If the gospel begins in the garden with the serpent, does the gospel not ultimately end with him too?
The question is not meant to dismiss the devil’s detriments. The contemplation of the question is not sentimental. We do not deny the Adversary’s crimes under the pretext of divine love.
Bulgakov continues:
“It is impossible for human experience to measure the ages of ages of torments of hell necessary to exhaust satanical selfhood and malice. Nevertheless, there is a basis for such a conversion in and recovery of Satan’s nature, for he too is a creature of God and does not stop being such….Satan’s very being, his createdness by the omniscient God is, so to speak, an ontological proof of the inevitability of his future salvation. Even Satan in his madness does not have the power to overcome the fact of his own being, its divine foundation, by virtue of which “God will be all in all.” Satan, once the supreme archangel, an anointed cherub, also exists, like each of us, only by virtue of divine love. To be sure, he can never lose this knowledge once it has become known. Once it is known, a love must be loved with an answering love. This love turns out to be a kind of fate for Lucifer too.”
I am not always the best listener but, sitting in my office to plan her father’s funeral, I caught how Mary had put it to me as a question, “Maybe there’s nobody left underneath what he became?”
That is—
Is he recoverable?
She wanted an answer.
And she waited for one.
I nodded.
“Here’s what I know,” I said to her, “No one’s story ends with death— that’s the gospel. And the final outcome of your Dad’s story must correspond to the beauty and goodness with which God intended it. Otherwise, God’s making of him (only to lose him) would be an enormous mistake and a failure. But God doesn’t make mistakes— not with you, not with your Dad, not with any of his creatures.”

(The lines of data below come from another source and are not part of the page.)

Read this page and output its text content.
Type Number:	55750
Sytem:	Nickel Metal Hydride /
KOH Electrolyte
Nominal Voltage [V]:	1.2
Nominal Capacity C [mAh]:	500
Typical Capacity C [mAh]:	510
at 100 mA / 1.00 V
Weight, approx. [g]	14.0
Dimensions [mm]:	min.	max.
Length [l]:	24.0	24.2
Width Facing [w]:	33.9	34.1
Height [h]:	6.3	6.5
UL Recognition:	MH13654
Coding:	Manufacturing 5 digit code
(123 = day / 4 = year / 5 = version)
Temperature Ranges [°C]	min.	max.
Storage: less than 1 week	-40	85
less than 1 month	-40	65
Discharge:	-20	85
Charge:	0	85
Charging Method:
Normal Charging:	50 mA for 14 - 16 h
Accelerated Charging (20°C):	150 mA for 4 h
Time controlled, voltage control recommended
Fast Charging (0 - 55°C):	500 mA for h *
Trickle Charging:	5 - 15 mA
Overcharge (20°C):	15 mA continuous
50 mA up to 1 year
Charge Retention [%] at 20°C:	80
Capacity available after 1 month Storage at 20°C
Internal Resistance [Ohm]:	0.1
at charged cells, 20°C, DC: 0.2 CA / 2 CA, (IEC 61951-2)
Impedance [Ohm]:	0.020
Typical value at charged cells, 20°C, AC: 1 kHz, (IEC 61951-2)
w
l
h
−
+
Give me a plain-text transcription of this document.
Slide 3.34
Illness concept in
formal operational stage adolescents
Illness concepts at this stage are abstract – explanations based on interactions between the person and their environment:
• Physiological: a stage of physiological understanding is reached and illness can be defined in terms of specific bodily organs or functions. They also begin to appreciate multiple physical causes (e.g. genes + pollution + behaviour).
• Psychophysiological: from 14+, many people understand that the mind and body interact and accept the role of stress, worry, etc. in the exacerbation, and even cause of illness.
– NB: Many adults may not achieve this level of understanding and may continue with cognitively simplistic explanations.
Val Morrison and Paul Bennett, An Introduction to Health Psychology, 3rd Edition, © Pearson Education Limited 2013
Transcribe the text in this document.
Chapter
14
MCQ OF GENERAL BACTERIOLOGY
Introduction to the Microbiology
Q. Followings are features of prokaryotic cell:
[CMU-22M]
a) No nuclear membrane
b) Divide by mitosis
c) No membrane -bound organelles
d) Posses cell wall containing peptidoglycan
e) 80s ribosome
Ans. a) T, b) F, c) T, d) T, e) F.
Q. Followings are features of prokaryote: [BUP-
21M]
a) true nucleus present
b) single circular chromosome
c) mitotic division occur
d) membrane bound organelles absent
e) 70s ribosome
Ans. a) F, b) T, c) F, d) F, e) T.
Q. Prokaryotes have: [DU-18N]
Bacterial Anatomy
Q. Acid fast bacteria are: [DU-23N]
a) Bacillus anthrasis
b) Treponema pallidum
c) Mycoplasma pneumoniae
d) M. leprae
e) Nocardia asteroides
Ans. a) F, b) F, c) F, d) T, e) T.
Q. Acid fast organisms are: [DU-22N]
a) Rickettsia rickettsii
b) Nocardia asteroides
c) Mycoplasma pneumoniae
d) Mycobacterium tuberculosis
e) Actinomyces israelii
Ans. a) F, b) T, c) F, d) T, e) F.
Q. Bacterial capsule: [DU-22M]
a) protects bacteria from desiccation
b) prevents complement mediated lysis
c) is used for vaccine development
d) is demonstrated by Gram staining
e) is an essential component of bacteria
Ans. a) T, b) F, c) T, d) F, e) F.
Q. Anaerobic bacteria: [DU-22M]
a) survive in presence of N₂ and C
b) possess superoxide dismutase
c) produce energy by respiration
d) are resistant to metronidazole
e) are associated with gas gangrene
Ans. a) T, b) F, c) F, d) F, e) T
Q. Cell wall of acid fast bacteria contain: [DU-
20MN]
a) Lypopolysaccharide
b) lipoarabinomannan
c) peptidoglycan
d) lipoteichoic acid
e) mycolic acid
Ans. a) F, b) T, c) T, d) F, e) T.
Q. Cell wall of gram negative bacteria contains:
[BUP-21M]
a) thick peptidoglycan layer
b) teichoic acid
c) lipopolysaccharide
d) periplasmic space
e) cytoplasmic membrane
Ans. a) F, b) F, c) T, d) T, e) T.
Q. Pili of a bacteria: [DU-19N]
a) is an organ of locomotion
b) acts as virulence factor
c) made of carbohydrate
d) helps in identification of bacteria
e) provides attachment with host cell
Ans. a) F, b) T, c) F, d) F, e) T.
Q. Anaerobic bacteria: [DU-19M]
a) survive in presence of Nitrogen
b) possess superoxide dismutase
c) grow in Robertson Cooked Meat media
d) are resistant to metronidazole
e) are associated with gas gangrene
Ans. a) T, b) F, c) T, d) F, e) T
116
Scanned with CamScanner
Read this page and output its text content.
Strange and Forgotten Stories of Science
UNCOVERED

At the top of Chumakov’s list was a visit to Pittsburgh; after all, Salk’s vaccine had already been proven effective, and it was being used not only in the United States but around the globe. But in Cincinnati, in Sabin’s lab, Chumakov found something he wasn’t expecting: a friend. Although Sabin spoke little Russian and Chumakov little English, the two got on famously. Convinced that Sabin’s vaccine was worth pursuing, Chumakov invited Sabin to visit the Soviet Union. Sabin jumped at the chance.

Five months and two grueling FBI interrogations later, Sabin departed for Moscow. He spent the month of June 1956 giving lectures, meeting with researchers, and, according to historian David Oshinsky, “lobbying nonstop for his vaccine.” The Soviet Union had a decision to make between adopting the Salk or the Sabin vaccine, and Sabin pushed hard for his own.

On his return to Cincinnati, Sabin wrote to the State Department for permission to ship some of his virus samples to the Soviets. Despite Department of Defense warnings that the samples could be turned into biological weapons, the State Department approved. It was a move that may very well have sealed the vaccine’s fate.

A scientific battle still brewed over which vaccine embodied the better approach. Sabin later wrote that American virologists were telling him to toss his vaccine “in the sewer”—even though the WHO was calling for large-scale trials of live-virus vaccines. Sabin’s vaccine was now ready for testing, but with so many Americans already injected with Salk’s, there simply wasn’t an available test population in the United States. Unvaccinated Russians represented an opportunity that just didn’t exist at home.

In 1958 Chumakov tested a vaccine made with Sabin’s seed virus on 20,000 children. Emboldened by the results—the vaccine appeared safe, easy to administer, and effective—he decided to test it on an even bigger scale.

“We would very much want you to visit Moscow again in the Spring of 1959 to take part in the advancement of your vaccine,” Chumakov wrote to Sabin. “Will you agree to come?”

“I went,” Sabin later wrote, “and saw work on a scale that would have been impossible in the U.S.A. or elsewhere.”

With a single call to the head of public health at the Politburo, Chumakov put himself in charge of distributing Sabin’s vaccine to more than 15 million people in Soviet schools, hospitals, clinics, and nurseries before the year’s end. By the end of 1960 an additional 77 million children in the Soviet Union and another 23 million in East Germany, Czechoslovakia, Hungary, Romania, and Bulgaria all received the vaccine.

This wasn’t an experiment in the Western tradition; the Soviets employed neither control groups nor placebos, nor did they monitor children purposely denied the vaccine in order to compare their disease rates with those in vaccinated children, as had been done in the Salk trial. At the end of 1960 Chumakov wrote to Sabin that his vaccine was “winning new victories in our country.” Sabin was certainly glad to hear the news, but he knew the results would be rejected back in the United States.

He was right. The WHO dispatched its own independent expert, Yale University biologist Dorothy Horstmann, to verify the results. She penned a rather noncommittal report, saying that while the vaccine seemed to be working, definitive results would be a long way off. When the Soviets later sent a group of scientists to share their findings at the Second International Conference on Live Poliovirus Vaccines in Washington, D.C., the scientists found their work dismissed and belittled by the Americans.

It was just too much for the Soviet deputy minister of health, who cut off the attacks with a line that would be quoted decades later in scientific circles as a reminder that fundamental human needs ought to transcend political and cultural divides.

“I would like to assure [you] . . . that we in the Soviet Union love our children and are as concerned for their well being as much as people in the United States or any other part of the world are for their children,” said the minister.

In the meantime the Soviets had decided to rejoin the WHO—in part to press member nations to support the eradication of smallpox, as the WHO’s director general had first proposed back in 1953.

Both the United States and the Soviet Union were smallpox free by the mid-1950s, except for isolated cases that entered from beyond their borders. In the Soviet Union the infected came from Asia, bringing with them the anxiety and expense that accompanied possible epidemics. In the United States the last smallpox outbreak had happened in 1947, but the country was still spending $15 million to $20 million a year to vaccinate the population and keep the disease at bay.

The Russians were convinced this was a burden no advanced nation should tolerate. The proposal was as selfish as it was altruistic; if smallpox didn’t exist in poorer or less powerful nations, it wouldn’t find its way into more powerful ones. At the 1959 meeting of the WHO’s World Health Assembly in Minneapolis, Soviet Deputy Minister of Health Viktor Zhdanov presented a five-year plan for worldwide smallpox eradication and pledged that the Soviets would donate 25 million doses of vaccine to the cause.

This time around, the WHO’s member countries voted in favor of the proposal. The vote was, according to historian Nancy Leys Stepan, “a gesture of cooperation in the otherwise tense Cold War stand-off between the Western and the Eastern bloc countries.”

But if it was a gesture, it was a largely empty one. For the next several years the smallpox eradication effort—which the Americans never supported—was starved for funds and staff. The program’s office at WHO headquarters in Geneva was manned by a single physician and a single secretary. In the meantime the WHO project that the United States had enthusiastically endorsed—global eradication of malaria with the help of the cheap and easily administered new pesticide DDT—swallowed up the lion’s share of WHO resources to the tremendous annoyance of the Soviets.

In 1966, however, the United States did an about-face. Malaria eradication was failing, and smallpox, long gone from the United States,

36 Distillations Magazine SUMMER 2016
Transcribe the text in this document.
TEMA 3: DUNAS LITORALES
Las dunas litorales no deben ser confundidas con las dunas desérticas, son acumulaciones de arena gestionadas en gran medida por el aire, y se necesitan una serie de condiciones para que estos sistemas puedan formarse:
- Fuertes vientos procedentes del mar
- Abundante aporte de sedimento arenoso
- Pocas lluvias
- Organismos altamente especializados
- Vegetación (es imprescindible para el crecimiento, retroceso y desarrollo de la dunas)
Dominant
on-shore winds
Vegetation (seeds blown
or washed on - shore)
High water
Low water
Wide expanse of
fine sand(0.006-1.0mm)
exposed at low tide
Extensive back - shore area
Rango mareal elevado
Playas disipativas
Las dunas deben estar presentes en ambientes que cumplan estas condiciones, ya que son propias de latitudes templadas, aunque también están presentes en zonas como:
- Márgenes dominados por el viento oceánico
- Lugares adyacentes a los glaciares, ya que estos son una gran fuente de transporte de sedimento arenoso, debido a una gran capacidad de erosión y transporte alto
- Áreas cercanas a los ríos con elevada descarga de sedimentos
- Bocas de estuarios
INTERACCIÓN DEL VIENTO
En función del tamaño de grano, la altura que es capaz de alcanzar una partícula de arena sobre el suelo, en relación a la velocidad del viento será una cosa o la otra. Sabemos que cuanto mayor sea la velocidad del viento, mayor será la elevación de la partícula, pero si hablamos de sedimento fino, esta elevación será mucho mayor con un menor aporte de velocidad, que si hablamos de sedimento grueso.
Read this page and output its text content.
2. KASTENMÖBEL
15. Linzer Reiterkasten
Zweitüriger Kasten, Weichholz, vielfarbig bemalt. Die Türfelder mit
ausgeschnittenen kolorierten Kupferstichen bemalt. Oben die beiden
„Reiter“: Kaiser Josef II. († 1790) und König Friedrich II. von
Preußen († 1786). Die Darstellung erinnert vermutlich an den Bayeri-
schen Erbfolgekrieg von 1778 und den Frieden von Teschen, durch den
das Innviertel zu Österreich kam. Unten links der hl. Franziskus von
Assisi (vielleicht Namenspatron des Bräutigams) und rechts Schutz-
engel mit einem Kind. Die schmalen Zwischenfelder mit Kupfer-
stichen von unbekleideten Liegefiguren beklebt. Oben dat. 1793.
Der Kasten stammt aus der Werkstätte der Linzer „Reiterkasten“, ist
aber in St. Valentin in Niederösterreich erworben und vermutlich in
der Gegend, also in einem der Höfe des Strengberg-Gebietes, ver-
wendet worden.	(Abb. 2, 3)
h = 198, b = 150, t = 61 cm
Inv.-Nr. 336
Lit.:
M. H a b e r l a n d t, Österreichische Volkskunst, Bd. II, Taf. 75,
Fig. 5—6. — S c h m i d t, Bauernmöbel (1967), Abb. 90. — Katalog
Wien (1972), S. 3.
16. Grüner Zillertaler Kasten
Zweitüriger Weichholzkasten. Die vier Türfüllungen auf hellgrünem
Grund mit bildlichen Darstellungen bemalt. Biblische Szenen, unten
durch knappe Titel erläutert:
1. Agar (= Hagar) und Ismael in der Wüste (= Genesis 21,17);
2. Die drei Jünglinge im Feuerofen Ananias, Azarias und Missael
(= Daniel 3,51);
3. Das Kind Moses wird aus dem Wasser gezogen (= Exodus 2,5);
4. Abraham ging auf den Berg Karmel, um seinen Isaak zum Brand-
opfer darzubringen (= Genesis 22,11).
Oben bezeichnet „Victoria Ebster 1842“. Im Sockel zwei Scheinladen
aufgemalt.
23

I was standing askance at Baggage Claim #3, waiting for the carousel to cough up my suitcase and thinking about how it was ironically appropriate for the cardinal to be dressed in red.
A man in a navy fleece with close-cropped hair and a Wisconsin accent leaned in towards me. He carried a rolled-up newspaper in his hand and, with it, he pointed at Cardinal McCarrick holding court as his valet fetched bags off the conveyor belt.
“Can you believe guys like that?”
I shook my head, sharing his revulsion.
“The audacity! No shame! I don’t know what in the hell the Lord’s waiting for. You’d think God would do something already!”
The God of peace will one day crush Satan under your feet.
I do not know why the promise is still pending.
But I do know:
God’s saving love is absolute to the outer limit.
Just so, when Christ Jesus our Lord comes again, the wideness of his mercy will encompass far more than we have dared to believe.
If you need proof, come to the table, for there no less than “the angels, archangels, and all the company of heaven” join us at loaf and cup. And if those creatures meet us here over creatures of bread and wine, then perhaps the promise is true indeed— one day, “at the name of Jesus every knee shall bow, of things in heaven, and things on earth, and things under the earth and the tongues of all— forked and not— shall confess that Jesus Christ is Lord.”